Menuju konten utama

Jelang Lebaran, BPOM: 47 Persen Produk Pangan Tak Penuhi Ketentuan

Menjelang Lebaran 2019, BPOM RI mendapati 47 persen produk pangan tak memenuhi ketentuan pemerintah. 

Jelang Lebaran, BPOM: 47 Persen Produk Pangan Tak Penuhi Ketentuan
BPOM merilis pangan hasil penyitaan makanan kadaluarsa, ilegal, dan rusak selama operasi bulan Ramadan, Jakarta, Senin (20/5/2019). tirto.id/Andrey Gromico.

tirto.id - Badan Pengawasan Obat dan Makanan (BPOM) RI mendapati 47 persen produk pangan tak memenuhi ketentuan pemerintah. Kepala BPOM, Penny K Lukito merinci sejumlah produk pangan yang terjaring itu ditemukan memiliki kemasan yang rusak, melewati tanggal kedaluwarsa, dan tidak memiliki izin edar.

Untuk kategori kedaluwarsa, BPOM mencatat produk seperti kental manis, makanan ringan, dan biskuit. Lalu contoh produk yang memiliki kemasan rusak berupa ikan kaleng, teh, hingga sereal. Sementara itu, produk yang ditemukan beredar secara ilegal berkisar pada makanan ringan, air minum dalam kemasan (AMDK), hingga minuman berperisa.

"Ada 47 persen yang tidak memenuhi ketentuan. Ditemukan adanya produk pangan yang rusak, pangan kedaluwarsa dan tanpa izin edar," ucap Penny dalam konferensi pers pengawasan pangan selama Ramadan di Gedung C BPOM RI pada Senin (20/5).

Temuan itu berasal dari pemeriksaan terhadap 1.834 sarana distribusi pangan yang tersebar di 40 kabupaten/kota. Terdiri dari 1.553 sarana ritel dan sisanya gudang distributor-importir.

Selain menemukan sejumlah kategori produk pangan yang tidak sesuai ketentuan, BPOM juga memetakan sejumlah lokasi peredarannya.

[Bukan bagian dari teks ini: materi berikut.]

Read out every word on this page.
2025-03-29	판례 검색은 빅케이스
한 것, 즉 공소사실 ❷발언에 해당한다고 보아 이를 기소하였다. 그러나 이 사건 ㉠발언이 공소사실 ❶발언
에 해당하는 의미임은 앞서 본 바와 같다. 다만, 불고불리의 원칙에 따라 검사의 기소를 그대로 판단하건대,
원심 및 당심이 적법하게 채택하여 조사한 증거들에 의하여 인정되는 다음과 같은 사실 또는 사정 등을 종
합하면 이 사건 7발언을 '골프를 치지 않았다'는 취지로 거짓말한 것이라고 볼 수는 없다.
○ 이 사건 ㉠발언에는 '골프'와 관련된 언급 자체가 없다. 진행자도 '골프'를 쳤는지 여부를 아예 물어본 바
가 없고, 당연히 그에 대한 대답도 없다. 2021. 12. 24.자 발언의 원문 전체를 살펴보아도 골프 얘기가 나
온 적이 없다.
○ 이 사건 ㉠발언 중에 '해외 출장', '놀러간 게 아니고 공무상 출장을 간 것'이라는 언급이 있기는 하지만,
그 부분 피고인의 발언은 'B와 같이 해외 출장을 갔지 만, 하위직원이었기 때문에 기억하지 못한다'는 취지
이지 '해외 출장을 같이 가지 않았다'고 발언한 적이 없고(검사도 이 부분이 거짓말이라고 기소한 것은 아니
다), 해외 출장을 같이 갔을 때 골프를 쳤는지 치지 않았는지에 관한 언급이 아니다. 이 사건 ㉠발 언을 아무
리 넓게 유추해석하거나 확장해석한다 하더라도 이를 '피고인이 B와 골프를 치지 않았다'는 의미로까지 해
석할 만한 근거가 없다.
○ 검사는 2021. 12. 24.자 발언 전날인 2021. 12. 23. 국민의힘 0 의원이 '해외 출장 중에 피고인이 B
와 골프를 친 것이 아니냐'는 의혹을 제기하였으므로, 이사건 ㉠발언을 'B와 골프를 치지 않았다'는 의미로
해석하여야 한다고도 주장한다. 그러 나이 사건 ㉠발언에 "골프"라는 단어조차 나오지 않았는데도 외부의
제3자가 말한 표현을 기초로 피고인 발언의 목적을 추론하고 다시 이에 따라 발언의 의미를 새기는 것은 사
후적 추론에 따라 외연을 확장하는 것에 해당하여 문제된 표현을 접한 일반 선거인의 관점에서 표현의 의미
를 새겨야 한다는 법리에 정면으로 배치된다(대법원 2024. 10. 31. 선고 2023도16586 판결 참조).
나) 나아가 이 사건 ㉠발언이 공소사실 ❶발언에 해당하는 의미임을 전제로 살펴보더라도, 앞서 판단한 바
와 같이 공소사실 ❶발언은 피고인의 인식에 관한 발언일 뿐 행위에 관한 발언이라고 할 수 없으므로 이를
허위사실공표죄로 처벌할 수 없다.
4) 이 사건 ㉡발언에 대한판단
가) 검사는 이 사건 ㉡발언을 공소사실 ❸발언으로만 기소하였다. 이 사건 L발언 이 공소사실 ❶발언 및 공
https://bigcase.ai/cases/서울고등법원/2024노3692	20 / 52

Menurut Penny, sejumlah produk itu beredar di kawasan Timur Indonesia dan perbatasan.

Pada kategori pangan kedaluwarsa banyak ditemukan di Kendari (Sulawesi Tenggara), Jayapura (Papua), Mimika (Papua), Palopo (Sulawesi Selatan), dan Bima (NTB).

Lalu produk pangan rusak ditemukan di wilayah Palopo, Banda Aceh, Bima, Kendari, dan Gorontalo.

Sementara itu, temuan produk pangan ilegal diperoleh dari wilayah Kendari, Tangerang (Banten), Makassar (Sulawesi Selatan), Baubau (Sulawesi Tenggara), dan Banjarmasin (Kalimantan Selatan).

"Daerah-daerah ini berada di lokasi pinggiran yang diduga jauh dari kesadaran masyarakat untuk memeriksa produk tersebut," ucap Penny.

Selain itu, BPOM mendapati bahwa temuan ini memiliki nilai keekonomian lebih besar dari tahun sebelumnya. Dari Rp2,2 miliar pada 2018 menjadi Rp 3,4 miliar di 2019 dengan jumlah sarana ritel dan distribusi pangan lebih banyak dari sebelumnya.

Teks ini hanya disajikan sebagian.